You know the feeling... you finished a crazy tough work out and you can barely get out of bed the next day. Should you wait until the soreness is completely gone before you exercise again? Is it OK to work out while you're still work? Did you exert yourself too much, and that's why you're sore?
Let's put these four common myths about muscle soreness to rest, once and for all!
Myth 1: "Unless you're sore the next day, you didn't have a good workout."
Often times, women come to me believing that soreness is a badge of honor, and they didn't get a good work out unless they feel pain the next day. Unfortunately, that's not the truth.
There are many factors that influence muscle soreness. Sure, the intensity of your workout is one. But, did you take into account the idea that your body may be dehydrated? Or, maybe you didn't sleep well the night before your work out, so your muscles and body are exhausted?
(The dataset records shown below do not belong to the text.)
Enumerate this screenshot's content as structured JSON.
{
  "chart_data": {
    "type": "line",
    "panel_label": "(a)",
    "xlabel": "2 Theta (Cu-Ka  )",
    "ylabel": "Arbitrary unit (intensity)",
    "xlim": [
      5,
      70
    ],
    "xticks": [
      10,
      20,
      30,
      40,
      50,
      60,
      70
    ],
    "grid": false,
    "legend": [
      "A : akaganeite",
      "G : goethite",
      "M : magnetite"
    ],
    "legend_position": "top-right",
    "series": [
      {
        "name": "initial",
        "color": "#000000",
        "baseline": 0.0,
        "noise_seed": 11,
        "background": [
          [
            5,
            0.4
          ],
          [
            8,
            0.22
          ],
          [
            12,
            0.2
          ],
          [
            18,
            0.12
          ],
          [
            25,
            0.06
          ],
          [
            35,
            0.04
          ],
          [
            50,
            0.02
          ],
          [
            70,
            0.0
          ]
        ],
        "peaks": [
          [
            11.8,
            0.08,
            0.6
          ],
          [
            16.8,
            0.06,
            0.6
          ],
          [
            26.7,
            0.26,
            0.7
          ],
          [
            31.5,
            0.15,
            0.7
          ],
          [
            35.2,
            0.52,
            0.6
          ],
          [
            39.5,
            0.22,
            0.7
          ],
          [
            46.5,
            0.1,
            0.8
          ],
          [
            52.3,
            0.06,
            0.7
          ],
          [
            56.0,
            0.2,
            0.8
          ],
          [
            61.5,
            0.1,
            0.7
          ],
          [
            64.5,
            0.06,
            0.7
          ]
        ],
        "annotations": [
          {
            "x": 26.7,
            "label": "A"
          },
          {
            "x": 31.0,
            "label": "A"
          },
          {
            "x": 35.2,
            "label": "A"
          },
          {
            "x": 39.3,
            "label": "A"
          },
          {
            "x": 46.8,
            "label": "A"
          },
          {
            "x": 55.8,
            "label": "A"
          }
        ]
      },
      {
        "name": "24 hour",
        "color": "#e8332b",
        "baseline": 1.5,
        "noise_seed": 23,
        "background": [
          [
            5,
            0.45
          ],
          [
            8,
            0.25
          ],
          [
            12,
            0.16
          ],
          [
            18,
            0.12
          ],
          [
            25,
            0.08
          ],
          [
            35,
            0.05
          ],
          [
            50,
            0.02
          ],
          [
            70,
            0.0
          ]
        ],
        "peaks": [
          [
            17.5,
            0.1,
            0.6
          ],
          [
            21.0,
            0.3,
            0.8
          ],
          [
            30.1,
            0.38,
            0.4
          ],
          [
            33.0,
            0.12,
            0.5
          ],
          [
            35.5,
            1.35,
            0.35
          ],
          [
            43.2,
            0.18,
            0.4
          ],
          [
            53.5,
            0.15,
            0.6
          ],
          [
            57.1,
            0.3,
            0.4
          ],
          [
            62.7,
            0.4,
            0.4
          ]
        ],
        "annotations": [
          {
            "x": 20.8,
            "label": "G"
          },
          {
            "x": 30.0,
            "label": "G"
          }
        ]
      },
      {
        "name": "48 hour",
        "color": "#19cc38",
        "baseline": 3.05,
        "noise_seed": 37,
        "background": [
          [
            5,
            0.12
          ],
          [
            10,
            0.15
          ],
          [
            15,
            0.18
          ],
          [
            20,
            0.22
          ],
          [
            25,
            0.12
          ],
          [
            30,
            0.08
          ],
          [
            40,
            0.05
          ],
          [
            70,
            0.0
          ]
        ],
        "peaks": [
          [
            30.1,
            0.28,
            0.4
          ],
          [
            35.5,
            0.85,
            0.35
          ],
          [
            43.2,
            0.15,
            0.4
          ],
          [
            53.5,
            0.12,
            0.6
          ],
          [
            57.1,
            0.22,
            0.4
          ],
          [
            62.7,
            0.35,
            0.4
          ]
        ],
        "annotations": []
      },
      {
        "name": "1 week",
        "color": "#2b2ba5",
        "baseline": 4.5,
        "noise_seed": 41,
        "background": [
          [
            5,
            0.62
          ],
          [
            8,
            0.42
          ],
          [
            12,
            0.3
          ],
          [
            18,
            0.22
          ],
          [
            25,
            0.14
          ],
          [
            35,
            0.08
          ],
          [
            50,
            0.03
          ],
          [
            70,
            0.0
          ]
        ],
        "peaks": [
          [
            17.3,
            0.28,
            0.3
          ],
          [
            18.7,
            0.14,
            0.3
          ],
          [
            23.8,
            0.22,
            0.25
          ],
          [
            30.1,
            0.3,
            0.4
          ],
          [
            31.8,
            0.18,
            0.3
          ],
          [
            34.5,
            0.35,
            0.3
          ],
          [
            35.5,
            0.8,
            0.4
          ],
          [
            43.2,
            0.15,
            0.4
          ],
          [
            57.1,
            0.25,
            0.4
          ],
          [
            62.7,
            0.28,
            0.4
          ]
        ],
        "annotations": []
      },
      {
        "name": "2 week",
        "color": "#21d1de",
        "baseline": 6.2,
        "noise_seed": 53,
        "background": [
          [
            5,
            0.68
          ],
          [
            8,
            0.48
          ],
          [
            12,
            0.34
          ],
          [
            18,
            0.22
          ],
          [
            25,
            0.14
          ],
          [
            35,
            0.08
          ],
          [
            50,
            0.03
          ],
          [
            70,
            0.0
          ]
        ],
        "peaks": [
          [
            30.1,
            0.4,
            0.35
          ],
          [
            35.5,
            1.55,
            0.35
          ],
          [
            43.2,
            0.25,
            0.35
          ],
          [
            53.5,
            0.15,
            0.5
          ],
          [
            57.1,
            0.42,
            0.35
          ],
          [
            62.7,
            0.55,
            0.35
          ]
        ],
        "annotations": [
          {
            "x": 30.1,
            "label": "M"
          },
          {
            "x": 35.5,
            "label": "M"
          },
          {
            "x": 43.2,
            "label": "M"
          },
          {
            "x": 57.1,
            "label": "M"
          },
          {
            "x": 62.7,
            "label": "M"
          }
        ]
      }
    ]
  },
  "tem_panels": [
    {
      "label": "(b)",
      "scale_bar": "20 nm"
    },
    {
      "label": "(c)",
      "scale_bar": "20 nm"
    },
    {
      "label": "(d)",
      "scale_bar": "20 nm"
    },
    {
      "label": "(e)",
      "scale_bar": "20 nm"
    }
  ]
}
Remember, soreness is NOT a gauge for how effective your workout was, nor is it a gauge for your overall fitness level.
Myth 2: "Is it safe to exercise if I'm sore after working out?"
Honestly, it depends on the type of soreness that you're feeling. If a hard-core workout pushes your muscles beyond their usual comfort zone and you feel tired and achy the next day, this is called delayed onset muscle soreness (DOMS). DOMS happens when you experience tiny tears in your muscles as they rose to the challenge you gave them during your workout. The repair process is crucial because that's how you become stronger.
DOMS usually happens within 24 hours of your workout, and disappears within a few days. During that time, I recommend a light workout such as a walk, a bike ride, swimming, or yoga. Sometimes putting your sore muscles back into the game can actually help them feel better because it enhances blood flow to the area, which helps in the repair process. When you're experiencing DOMS, don't forget to stretch at the end of your workouts!
However, if you're experiencing excruciating pain, or if you notice a muscle is sore to touch and you have a limited range of motion, you would be better off taking at least a day or two without exercise to rest and recover. If this is the case, gently stretch, apply a heating pad, or use a foam roller to gently massage the sore muscles. If this deep muscle pain is not better within a few days, consult your doctor.
Myth 3: The muscle damage that happens when you're sore is a bad thing.
As I mentioned above, the trauma that happens to your muscle fibers appears to cause soreness. The only way that your muscles can become stronger is by repairing themselves. Muscle trauma is actually needed to stimulate protein production, muscular strength, and muscular growth!
Myth 4: The more fit you are, the less your muscles will become sore.
Yes, it's true that you will start to feel less sore as your body adapts to your workouts. However, this is the exact reason that you should regularly change up your exercise routine! In order to hit your goals, (usually weight loss or gaining lean muscle), you have to constantly shock your body every 4 to 6 weeks with a new type of exercise. Every time you start a new form of exercise, it's common to get sore, no matter how fit you are.
In addition, there is also a genetic component to how sensitive our bodies are to pain and soreness. Everyone has a different pain threshold. And while you can't take control of your genes, it's good to know whether you have a high or low pain tolerance. This can help you understand how your body may respond to changes in your exercise routine.